Socialismo é uma droga

Uma sociedade em que o ideário e a política socialista predominam é como um viciado, e o Socialismo é sua droga. Ambos se tornam dependentes de algo que os destrói.

A droga causa dois tipos de dependência. Dependência física é a incapacidade de o corpo funcionar normalmente sem a droga, dependência psicológica se manifesta como ansiedade e desconforto quando não se está sob o efeito da droga ou ela não está disponível.

Dependência física


Sob o Socialismo, o paralelo da dependência física é a dependência material. O Socialismo promove o crescimento contínuo do número de pessoas que dependem do governo e de sua política de redistribuição de riqueza para prover suas necessidades básicas.

A droga gera dependência física substituindo a química normal do sistema nervoso ou alterando seu funcionamento. Da mesma forma, o Socialismo cria dependentes substituindo a estrutura de incentivos de uma sociedade.

Onde antes a riqueza era resultado do trabalho, ela passa a ser resultado do arbítrio governamental. Trabalhar para produzir riqueza é substituído por fazer política para conseguir riqueza.
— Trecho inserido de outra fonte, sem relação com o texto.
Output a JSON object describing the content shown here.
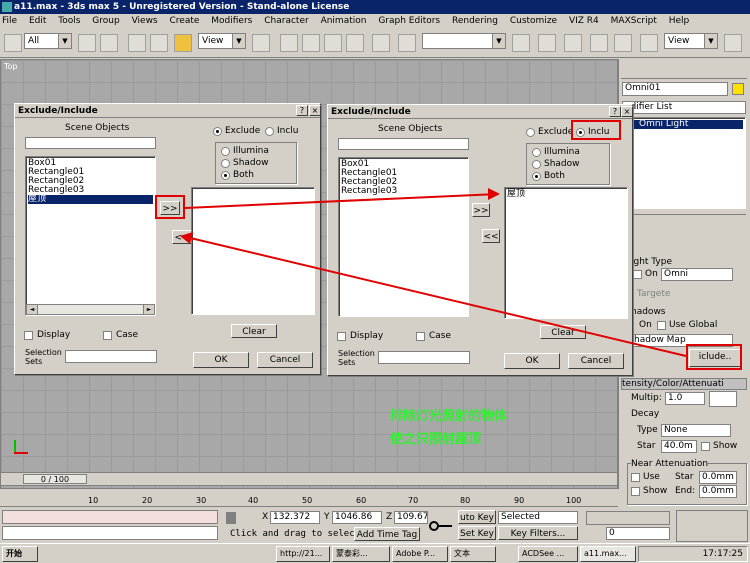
{
  "window": {
    "title": "a11.max - 3ds max 5 - Unregistered Version - Stand-alone License"
  },
  "menu": [
    "File",
    "Edit",
    "Tools",
    "Group",
    "Views",
    "Create",
    "Modifiers",
    "Character",
    "Animation",
    "Graph Editors",
    "Rendering",
    "Customize",
    "VIZ R4",
    "MAXScript",
    "Help"
  ],
  "toolbar": {
    "selection_filter": "All",
    "ref_coord": "View",
    "ref_coord2": "View"
  },
  "viewport": {
    "label": "Top"
  },
  "dialog_left": {
    "title": "Exclude/Include",
    "scene_objects_label": "Scene Objects",
    "items": [
      "Box01",
      "Rectangle01",
      "Rectangle02",
      "Rectangle03",
      "屋顶"
    ],
    "selected": "屋顶",
    "exclude_label": "Exclude",
    "include_label": "Inclu",
    "illum_label": "Illumina",
    "shadow_label": "Shadow",
    "both_label": "Both",
    "add_button": ">>",
    "remove_button": "<<",
    "clear_button": "Clear",
    "display_label": "Display",
    "case_label": "Case",
    "sel_sets_label": "Selection Sets",
    "ok_button": "OK",
    "cancel_button": "Cancel"
  },
  "dialog_right": {
    "title": "Exclude/Include",
    "scene_objects_label": "Scene Objects",
    "items": [
      "Box01",
      "Rectangle01",
      "Rectangle02",
      "Rectangle03"
    ],
    "right_items": [
      "屋顶"
    ],
    "exclude_label": "Exclude",
    "include_label": "Inclu",
    "illum_label": "Illumina",
    "shadow_label": "Shadow",
    "both_label": "Both",
    "add_button": ">>",
    "remove_button": "<<",
    "clear_button": "Clear",
    "display_label": "Display",
    "case_label": "Case",
    "sel_sets_label": "Selection Sets",
    "ok_button": "OK",
    "cancel_button": "Cancel"
  },
  "cmdpanel": {
    "object_name": "Omni01",
    "modifier_list": "odifier List",
    "stack_item": "Omni Light",
    "light_type_label": "ight Type",
    "on_label": "On",
    "light_type": "Omni",
    "targeted": "Targete",
    "shadows_label": "hadows",
    "shadows_on": "On",
    "use_global": "Use Global",
    "shadow_type": "hadow Map",
    "exclude_button": "iclude..",
    "intensity_header": "tensity/Color/Attenuati",
    "multiplier_label": "Multip:",
    "multiplier": "1.0",
    "decay_label": "Decay",
    "decay_type_label": "Type",
    "decay_type": "None",
    "start_label": "Star",
    "start_val": "40.0m",
    "show_label": "Show",
    "near_atten_label": "Near Attenuation",
    "use_label": "Use",
    "show2_label": "Show",
    "star2": "Star",
    "end_label": "End:",
    "near_start": "0.0mm",
    "near_end": "0.0mm"
  },
  "annotation": {
    "line1": "排除灯光照射的物体",
    "line2": "使之只照射屋顶"
  },
  "timeline": {
    "frame": "0 / 100",
    "ticks": [
      "10",
      "20",
      "30",
      "40",
      "50",
      "60",
      "70",
      "80",
      "90",
      "100"
    ]
  },
  "status": {
    "x_label": "X",
    "x": "132.372",
    "y_label": "Y",
    "y": "1046.86",
    "z_label": "Z",
    "z": "109.67",
    "prompt": "Click and drag to select",
    "add_time_tag": "Add Time Tag",
    "auto_key": "uto Key",
    "set_key": "Set Key",
    "key_mode": "Selected",
    "key_filters": "Key Filters...",
    "frame_field": "0"
  },
  "taskbar": {
    "start": "开始",
    "tasks": [
      "http://21...",
      "蒙泰彩...",
      "Adobe P...",
      "文本",
      "ACDSee ...",
      "a11.max..."
    ],
    "clock": "17:17:25"
  }
}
Por receber riqueza diretamente do governo, e sem esforço, o indivíduo se torna intolerante ao meio normal de enriquecer: o trabalho.

Por ser estimulado diretamente pela droga, o mecanismo de recompensa do viciado se torna insensível aos prazeres normais, como comida e sexo. Da mesma forma, por ter suas necessidades saciadas pelo governo, o indivíduo perde o senso de responsabilidade individual – a percepção de que ele próprio é quem deve resolver seus problemas.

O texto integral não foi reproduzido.